The revolting stench that blanketed parts of Sheepshead Bay and Gerritsen Beach earlier this year was caused by a mechanical failure at the Coney Island Wastewater Treatment Plant on Knapp Street, officials said.
“Everything that could have gone wrong, went wrong,” said Community Board 15 Chairwoman Theresa Scavo, who met Thursday with officials from the Department of Environmental Protection (DEP), along with State Senator Marty Golden, Assemblywoman Helene Weinstein, and a representative for City Councilman Chaim Deutsch.
Journalists were not invited to the meeting, which took place at the facility. However, community representatives at the meeting said a build up of solids in the plant’s tanks caused a breakdown that was responsible for the intolerable odor.
The DEP provided no response to our daily emails and phone calls requesting information about the smell since we first reported it at the beginning of February. The city agency agreed to meet with community representatives after Golden sent a letter to the DEP Commissioner and the health department requesting a meeting at the plant.
“It is unacceptable that our community has been subjected to such odors, and be assured that in light of this meeting, my staff and I will be closely monitoring the maintenance and situation here,” Golden said in a statement sent after the meeting.
Golden said the tanks have been cleaned and his office will now receive daily reports from the DEP about issues at the facility.
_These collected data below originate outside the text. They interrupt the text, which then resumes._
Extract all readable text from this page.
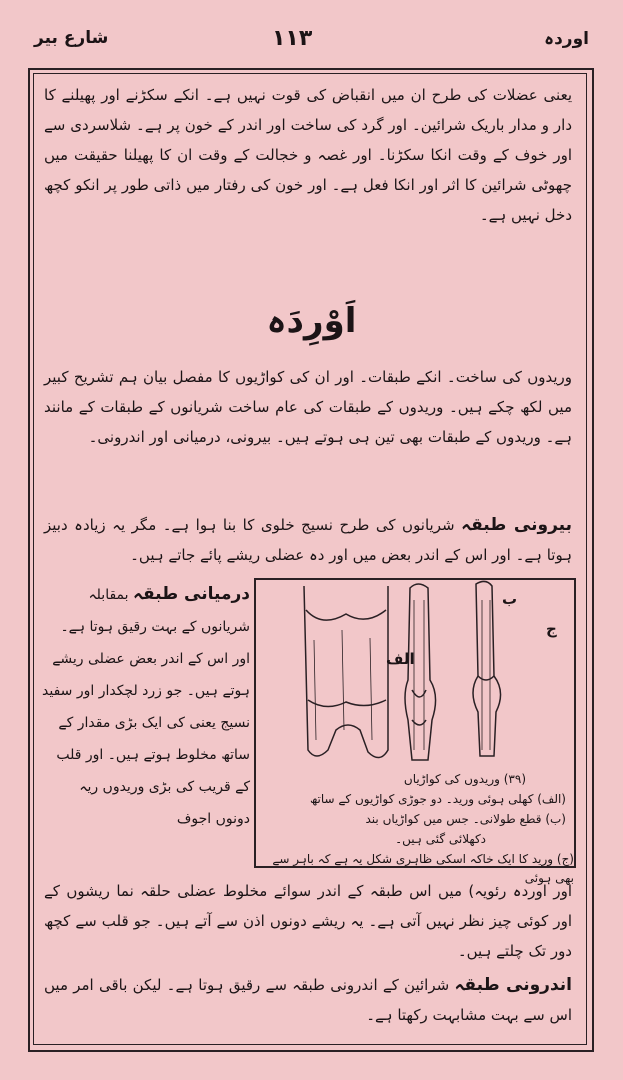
شارع بیر	۱۱۳	اوردہ
یعنی عضلات کی طرح ان میں انقباض کی قوت نہیں ہے۔ انکے سکڑنے اور پھیلنے کا دار و مدار باریک شرائین۔ اور گرد کی ساخت اور اندر کے خون پر ہے۔ شلاسردی سے اور خوف کے وقت انکا سکڑنا۔ اور غصہ و خجالت کے وقت ان کا پھیلنا حقیقت میں چھوٹی شرائین کا اثر اور انکا فعل ہے۔ اور خون کی رفتار میں ذاتی طور پر انکو کچھ دخل نہیں ہے۔
اَوْرِدَہ
وریدوں کی ساخت۔ انکے طبقات۔ اور ان کی کواڑیوں کا مفصل بیان ہم تشریح کبیر میں لکھ چکے ہیں۔ وریدوں کے طبقات کی عام ساخت شریانوں کے طبقات کے مانند ہے۔ وریدوں کے طبقات بھی تین ہی ہوتے ہیں۔ بیرونی، درمیانی اور اندرونی۔
بیرونی طبقہ شریانوں کی طرح نسیج خلوی کا بنا ہوا ہے۔ مگر یہ زیادہ دبیز ہوتا ہے۔ اور اس کے اندر بعض میں اور دہ عضلی ریشے پائے جاتے ہیں۔
درمیانی طبقہ بمقابلہ شریانوں کے بہت رقیق ہوتا ہے۔ اور اس کے اندر بعض عضلی ریشے ہوتے ہیں۔ جو زرد لچکدار اور سفید نسیج یعنی کی ایک بڑی مقدار کے ساتھ مخلوط ہوتے ہیں۔ اور قلب کے قریب کی بڑی وریدوں ریہ دونوں اجوف
ج
ب
الف
(۳۹) وریدوں کی کواڑیاں
(الف) کھلی ہوئی ورید۔ دو جوڑی کواڑیوں کے ساتھ
(ب) قطع طولانی۔ جس میں کواڑیاں بند
دکھلائی گئی ہیں۔
(ج) ورید کا ایک خاکہ اسکی ظاہری شکل یہ ہے کہ باہر سے بھی ہوئی
اور اوردہ رئویہ) میں اس طبقہ کے اندر سوائے مخلوط عضلی حلقہ نما ریشوں کے اور کوئی چیز نظر نہیں آتی ہے۔ یہ ریشے دونوں اذن سے آتے ہیں۔ جو قلب سے کچھ دور تک چلتے ہیں۔
اندرونی طبقہ شرائین کے اندرونی طبقہ سے رقیق ہوتا ہے۔ لیکن باقی امر میں اس سے بہت مشابہت رکھتا ہے۔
The DEP has also appointed a new manager at the plant, he said.
Scavo explained that the plant manager was not replaced. Instead, she said the facility has been without a supervisor since the previous manager retired at the end of November.
Although unpleasant odors coming from the plant have long been a problem, neighbors began reporting the smell became intolerable soon after the record-breaking snow storm at the end of January. We were told that the foul stench had penetrated people’s homes, caused them to gag on the stench, and some described headaches that could be caused by the odor.
The DEP said the number of complaints to 311 about the smell have fallen to one since the sewage backup was addressed, Scavo said. She also reported the DEP found no potential for the odors to be harmful to neighbors’ health.
Golden’s office said that a five-day test caused a delay in obtaining data about the problem. Construction modifications at the plant are also planned for the near future, according to the senator.
Both Scavo and Golden said the DEP promised to be more proactive in alerting community representatives about problems at the plant.
“The problem is that they should have reached out to the community immediately,” Scavo said.